Okawa Hiroko, Kondo Takeru, Hokugo Akishige, Cherian Philip, Sundberg Oskar, Campagna Jesus J, Kashemirov Boris A, John Varghese, Sun Shuting, Ebetino Frank H, McKenna Charles E, Nishimura Ichiro
Weintraub Center for Reconstructive Biotechnology, Division of Regenerative & Reconstructive Sciences, UCLA School of Dentistry, Los Angeles, CA 90095 USA.
Division of Molecular and Regenerative Prosthodontics, Tohoku University Graduate School of Dentistry, Sendai, 980-8575 Japan.
Commun Med (Lond). 2022 Sep 5;2:112. doi: 10.1038/s43856-022-00172-x. eCollection 2022.
Bisphosphonate-related osteonecrosis of the jaw (BRONJ) is a rare but serious side effect of nitrogen-containing bisphosphonate drugs (N-BPs) frequently prescribed to reduce skeletal-related events in bone malignancies and osteoporosis. BRONJ is associated with abnormal oral wound healing after dentoalveolar surgery and tooth extraction. We previously found that N-BP chemisorbed to bone mineral hydroxyapatite was dissociated by secondary applied N-BP. This study investigated the effect of the surface equilibrium-based removal of N-BP from jawbone on tooth extraction wound healing of zoledronate (ZOL)-treated mice.

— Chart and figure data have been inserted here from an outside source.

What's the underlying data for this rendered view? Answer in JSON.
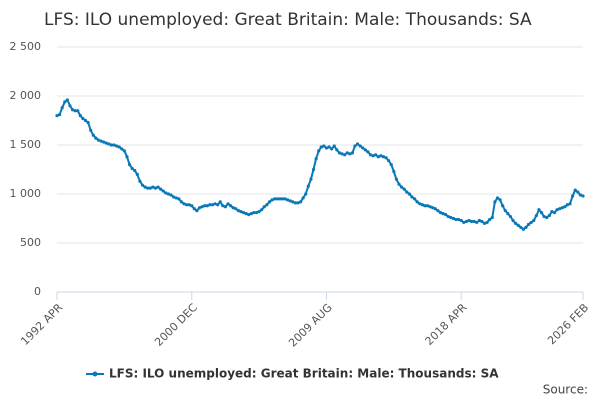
{
  "chart_data": {
    "type": "line",
    "title": "LFS: ILO unemployed: Great Britain: Male: Thousands: SA",
    "source": "Source:",
    "categories": [
      "1992 APR",
      null,
      null,
      null,
      null,
      null,
      null,
      null,
      null,
      null,
      null,
      null,
      null,
      null,
      null,
      null,
      null,
      null,
      null,
      null,
      null,
      null,
      null,
      null,
      null,
      null,
      null,
      null,
      null,
      null,
      null,
      null,
      null,
      null,
      null,
      null,
      null,
      null,
      null,
      null,
      null,
      null,
      null,
      null,
      null,
      null,
      null,
      null,
      null,
      null,
      null,
      null,
      "2000 DEC",
      null,
      null,
      null,
      null,
      null,
      null,
      null,
      null,
      null,
      null,
      null,
      null,
      null,
      null,
      null,
      null,
      null,
      null,
      null,
      null,
      null,
      null,
      null,
      null,
      null,
      null,
      null,
      null,
      null,
      null,
      null,
      null,
      null,
      null,
      null,
      null,
      null,
      null,
      null,
      null,
      null,
      null,
      null,
      null,
      null,
      null,
      null,
      null,
      null,
      null,
      null,
      "2009 AUG",
      null,
      null,
      null,
      null,
      null,
      null,
      null,
      null,
      null,
      null,
      null,
      null,
      null,
      null,
      null,
      null,
      null,
      null,
      null,
      null,
      null,
      null,
      null,
      null,
      null,
      null,
      null,
      null,
      null,
      null,
      null,
      null,
      null,
      null,
      null,
      null,
      null,
      null,
      null,
      null,
      null,
      null,
      null,
      null,
      null,
      null,
      null,
      null,
      null,
      null,
      null,
      "2018 APR",
      null,
      null,
      null,
      null,
      null,
      null,
      null,
      null,
      null,
      null,
      null,
      null,
      null,
      null,
      null,
      null,
      null,
      null,
      null,
      null,
      null,
      null,
      null,
      null,
      null,
      null,
      null,
      null,
      null,
      null,
      null,
      null,
      null,
      null,
      null,
      null,
      null,
      null,
      null,
      null,
      null,
      null,
      null,
      null,
      null,
      null,
      "2026 FEB"
    ],
    "series": [
      {
        "name": "LFS: ILO unemployed: Great Britain: Male: Thousands: SA",
        "color": "#0a78b8",
        "values": [
          1800,
          1810,
          1880,
          1940,
          1960,
          1900,
          1860,
          1850,
          1850,
          1800,
          1770,
          1750,
          1730,
          1650,
          1600,
          1570,
          1550,
          1540,
          1530,
          1520,
          1510,
          1500,
          1500,
          1490,
          1480,
          1460,
          1440,
          1380,
          1300,
          1260,
          1240,
          1200,
          1130,
          1090,
          1070,
          1060,
          1060,
          1070,
          1060,
          1070,
          1050,
          1030,
          1010,
          1000,
          990,
          970,
          960,
          950,
          920,
          900,
          890,
          890,
          880,
          850,
          830,
          860,
          870,
          880,
          880,
          890,
          890,
          900,
          890,
          920,
          880,
          870,
          900,
          880,
          860,
          850,
          830,
          820,
          810,
          800,
          790,
          800,
          810,
          810,
          820,
          840,
          870,
          890,
          920,
          940,
          950,
          950,
          950,
          950,
          950,
          940,
          930,
          920,
          910,
          910,
          920,
          960,
          1000,
          1080,
          1150,
          1250,
          1360,
          1440,
          1480,
          1490,
          1470,
          1480,
          1460,
          1490,
          1450,
          1420,
          1410,
          1400,
          1420,
          1410,
          1420,
          1490,
          1510,
          1490,
          1470,
          1450,
          1430,
          1400,
          1390,
          1400,
          1380,
          1390,
          1380,
          1370,
          1340,
          1300,
          1230,
          1150,
          1100,
          1070,
          1050,
          1020,
          1000,
          970,
          950,
          920,
          900,
          890,
          880,
          880,
          870,
          860,
          850,
          830,
          810,
          800,
          790,
          770,
          760,
          750,
          740,
          740,
          730,
          710,
          720,
          730,
          720,
          720,
          710,
          730,
          720,
          700,
          710,
          740,
          760,
          920,
          960,
          940,
          880,
          830,
          800,
          770,
          730,
          700,
          680,
          660,
          640,
          660,
          690,
          710,
          730,
          780,
          840,
          810,
          770,
          760,
          780,
          820,
          810,
          840,
          850,
          860,
          870,
          890,
          900,
          980,
          1040,
          1020,
          990,
          980
        ]
      }
    ],
    "ylim": [
      0,
      2500
    ],
    "yticks": [
      0,
      500,
      {
        "value": 1000,
        "label": "1 000"
      },
      {
        "value": 1500,
        "label": "1 500"
      },
      {
        "value": 2000,
        "label": "2 000"
      },
      {
        "value": 2500,
        "label": "2 500"
      }
    ],
    "grid": true,
    "legend": "bottom"
  }
}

A pharmacologically inactive N-BP derivative (the 4-pyridyl isomer of risedronate equipped with a near-infrared 800CW fluorescent imaging dye, 800CW-pRIS) was designed and synthesized. 800CW-pRIS was intra-orally injected or topically applied in a deformable nano-scale vesicle formulation (DNV) to the palatal tissue of mice pretreated with ZOL, a potent N-BP. The female C56BL6/J mice were subjected to maxillary molar extraction and oral wound healing was compared for 800CW-pRIS/ZOL, ZOL and untreated control groups.

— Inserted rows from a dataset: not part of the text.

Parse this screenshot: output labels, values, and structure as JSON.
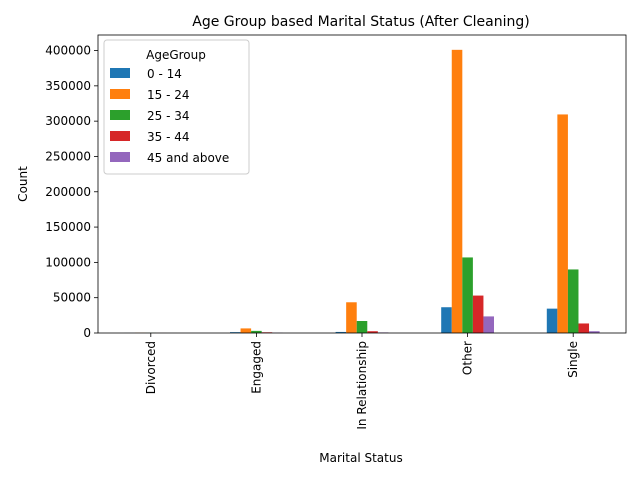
{
  "chart_data": {
    "type": "bar",
    "title": "Age Group based Marital Status (After Cleaning)",
    "xlabel": "Marital Status",
    "ylabel": "Count",
    "categories": [
      "Divorced",
      "Engaged",
      "In Relationship",
      "Other",
      "Single"
    ],
    "series": [
      {
        "name": "0 - 14",
        "color": "#1f77b4",
        "values": [
          100,
          1200,
          1500,
          36500,
          34500
        ]
      },
      {
        "name": "15 - 24",
        "color": "#ff7f0e",
        "values": [
          300,
          6500,
          43500,
          401000,
          309500
        ]
      },
      {
        "name": "25 - 34",
        "color": "#2ca02c",
        "values": [
          200,
          3000,
          17000,
          107000,
          90000
        ]
      },
      {
        "name": "35 - 44",
        "color": "#d62728",
        "values": [
          100,
          1000,
          2500,
          53000,
          13500
        ]
      },
      {
        "name": "45 and above",
        "color": "#9467bd",
        "values": [
          50,
          300,
          800,
          23500,
          2500
        ]
      }
    ],
    "ylim": [
      0,
      422000
    ],
    "yticks": [
      0,
      50000,
      100000,
      150000,
      200000,
      250000,
      300000,
      350000,
      400000
    ],
    "legend": {
      "title": "AgeGroup",
      "placement": "top-left"
    },
    "grid": false
  }
}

800CW-pRIS is confirmed to be inactive in inhibiting prenylation in cultured osteoclasts while retaining high affinity for hydroxyapatite. ZOL-injected mice exhibit delayed tooth extraction wound healing with osteonecrosis relative to the untreated controls. 800CW-pRIS applied topically to the jaw one week before tooth extraction significantly reduces gingival oral barrier inflammation, improves extraction socket bone regeneration, and prevents development of osteonecrosis in ZOL-injected mice.

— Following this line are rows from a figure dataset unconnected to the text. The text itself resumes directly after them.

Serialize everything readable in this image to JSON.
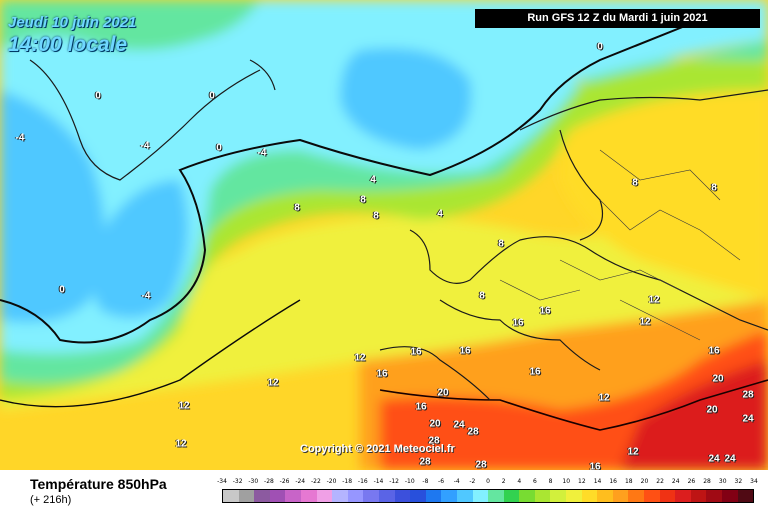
{
  "header": {
    "date": "Jeudi 10 juin 2021",
    "time": "14:00 locale",
    "run": "Run GFS 12 Z du Mardi 1 juin 2021"
  },
  "copyright": "Copyright © 2021 Meteociel.fr",
  "footer": {
    "title": "Température 850hPa",
    "subtitle": "(+ 216h)"
  },
  "legend": {
    "values": [
      "-34",
      "-32",
      "-30",
      "-28",
      "-26",
      "-24",
      "-22",
      "-20",
      "-18",
      "-16",
      "-14",
      "-12",
      "-10",
      "-8",
      "-6",
      "-4",
      "-2",
      "0",
      "2",
      "4",
      "6",
      "8",
      "10",
      "12",
      "14",
      "16",
      "18",
      "20",
      "22",
      "24",
      "26",
      "28",
      "30",
      "32",
      "34"
    ],
    "colors": [
      "#c8c8c8",
      "#a0a0a0",
      "#8c5aa0",
      "#a050b4",
      "#c864c8",
      "#e678d2",
      "#f0a0e6",
      "#b4b4ff",
      "#9696ff",
      "#7878f0",
      "#5a64e6",
      "#3c50dc",
      "#2850dc",
      "#1e78f0",
      "#32a0ff",
      "#50c8ff",
      "#82f0ff",
      "#64e6a0",
      "#32d250",
      "#78dc32",
      "#aae632",
      "#d2f03c",
      "#f0f03c",
      "#ffdc28",
      "#ffbe1e",
      "#ffa01e",
      "#ff7814",
      "#ff5014",
      "#f03214",
      "#dc1e1e",
      "#be1414",
      "#a00a14",
      "#820014",
      "#500a14"
    ]
  },
  "isotherm_labels": [
    "-4",
    "0",
    "4",
    "8",
    "12",
    "16",
    "20",
    "24",
    "28"
  ]
}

Topical pre-treatment with 800CW-RIS in DNV is a promising approach to prevent the complication of abnormal oral wound healing associated with BRONJ while retaining the anti-resorptive benefit of legacy N-BP in appendicular or vertebrate bones.
双膦酸盐相关颌骨坏死(BRONJ)是一种罕见但严重的副作用,常发生于为减少骨恶性肿瘤和骨质疏松症中骨骼相关事件而频繁使用的含氮双膦酸盐药物(N-BPs)。BRONJ与牙槽外科手术和拔牙后口腔伤口愈合异常有关。我们之前发现,二次应用N-BP可使化学吸附于骨矿物质羟基磷灰石上的N-BP解离。本研究调查了基于表面平衡从颌骨去除N-BP对唑来膦酸(ZOL)治疗小鼠拔牙伤口愈合的影响。
设计并合成了一种药理惰性的N-BP衍生物(配备近红外800CW荧光成像染料的利塞膦酸4-吡啶基异构体,800CW-pRIS)。800CW-pRIS通过口腔注射或采用可变形纳米级囊泡制剂(DNV)局部应用于经强效N-BP ZOL预处理的小鼠腭组织。对雌性C56BL6/J小鼠进行上颌磨牙拔除,并比较800CW-pRIS/ZOL组、ZOL组和未治疗对照组的口腔伤口愈合情况。
证实800CW-pRIS在抑制培养破骨细胞的异戊二烯化方面无活性,同时对羟基磷灰石保持高亲和力。与未治疗的对照组相比,注射ZOL的小鼠拔牙伤口愈合延迟并伴有骨坏死。在拔牙前一周局部应用于颌骨的800CW-pRIS可显著减轻牙龈口腔屏障炎症,改善拔牙窝骨再生,并预防注射ZOL小鼠发生骨坏死。
在DNV中局部预处理800CW-RIS是一种有前景的方法,可预防与BRONJ相关的口腔伤口愈合异常并发症,同时保留传统N-BP在附属骨或椎骨中的抗吸收益处。